Ainda que venham avançando na implementação de práticas ESG, os bancos latino-americanos ainda estão atrasados em avaliar e quantificar um risco iminente e que pode transformar completamente seus negócios: o impacto do aquecimento global sobre seus balanços.
Um levantamento feito pela Unep-FI, o Programa Meio Ambiente — Iniciativa Financeira da ONU, mostra que as instituições financeiras da região tendem a perceber os riscos apenas da perspectiva de como as empresas da carteira impactam o ambiente. Mas estão com um ponto cego na mão contrária: pouco avaliam e quantificam o grau de exposição dessas empresas às mudanças trazidas pelo aquecimento global.
Na amostra consultada, 41% dos bancos não levantam nenhum tipo de informação para avaliar riscos climáticos e 34% o fazem apenas de maneira qualitativa. Só um quarto tem algum tipo de métrica quantitativa para esses riscos.
Foram ouvidas 78 instituições, das quais 11 brasileiras, numa pesquisa que contou com a parceria com o Banco de Desenvolvimento da América Latina (CAF) e a Federação Latino-Americana de Bancos (Felaban).
O estudo dá um retrato regional da compreensão de um tema sobre o qual o mundo todo está se debruçando em meio à tomada de consciência tardia sobre a emergência climática, com a Europa liderando o processo.
A América Latina é especialmente sensível à questão, seja pela incidência de eventos climáticos extremos, seja pelos chamados ‘riscos de transição’, como o impacto de regulações mais duras ou implementação de políticas de precificação de carbono.
De acordo com o Grantham Research Institute on Climate Change and the Environment da London School of Economics (LSE), o Brasil e a Argentina são os países do G20 mais expostos ao endurecimento das políticas climáticas e anti-desmatamento nos próximos dez anos devido à sua dependência de commodities agrícolas, como soja e criação de gado, que dependem do capital natural para sua produção.
TCF-o-quê?
A pesquisa avaliou a aderência dos bancos às diretrizes da Task-Force on Climate Related Disclosures (TCFD), o framework gestado dentro do comitê de estabilidade financeira do G20 para mensurar e quantificar os impactos das mudanças climáticas dos negócios.
O grau de conhecimento é baixo: apenas 12% dos consultados afirmam ter conhecimento avançado sobre o TCFD.
Ao mesmo tempo, os incentivos para que implemente a avaliação de riscos climáticos nas instituições latino-americanos ainda são pequenos.

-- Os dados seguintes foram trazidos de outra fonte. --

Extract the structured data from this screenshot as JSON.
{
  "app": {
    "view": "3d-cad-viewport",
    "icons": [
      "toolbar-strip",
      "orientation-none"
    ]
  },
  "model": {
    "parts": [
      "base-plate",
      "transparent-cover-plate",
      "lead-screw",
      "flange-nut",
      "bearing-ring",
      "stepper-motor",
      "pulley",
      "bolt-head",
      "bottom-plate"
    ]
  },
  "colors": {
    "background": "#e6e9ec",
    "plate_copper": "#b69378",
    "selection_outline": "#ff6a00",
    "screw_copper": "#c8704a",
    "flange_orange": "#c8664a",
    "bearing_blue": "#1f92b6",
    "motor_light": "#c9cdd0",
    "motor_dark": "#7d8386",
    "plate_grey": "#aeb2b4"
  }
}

Da amostra analisada na pesquisa, 70% dos bancos não têm metas corporativas ou para executivos que refletem um compromisso com a gestão de riscos e oportunidades associadas às mudanças climáticas.
E os 29% que apresentam algum tipo de meta o fazem olhando mais para dentro do que para fora: orientam-se pela gestão ambiental interna, como redução das emissões de CO2 do próprio banco, mas não em outras instâncias, como financiamentos de projetos, carteira de clientes ou oferta de produtos e serviços.
Só 17% dos bancos usam um preço interno de carbono para balizar sua estratégia.
Algumas confusões de conceito também chamaram a atenção dos pesquisadores.
Quando questionados sobre os principais riscos físicos a serem incorporados na gestão climática, em 24% do casos houve respostas que não correspondiam à pergunta, como terremotos (!) ou riscos reputacionais, que nada têm de físicos.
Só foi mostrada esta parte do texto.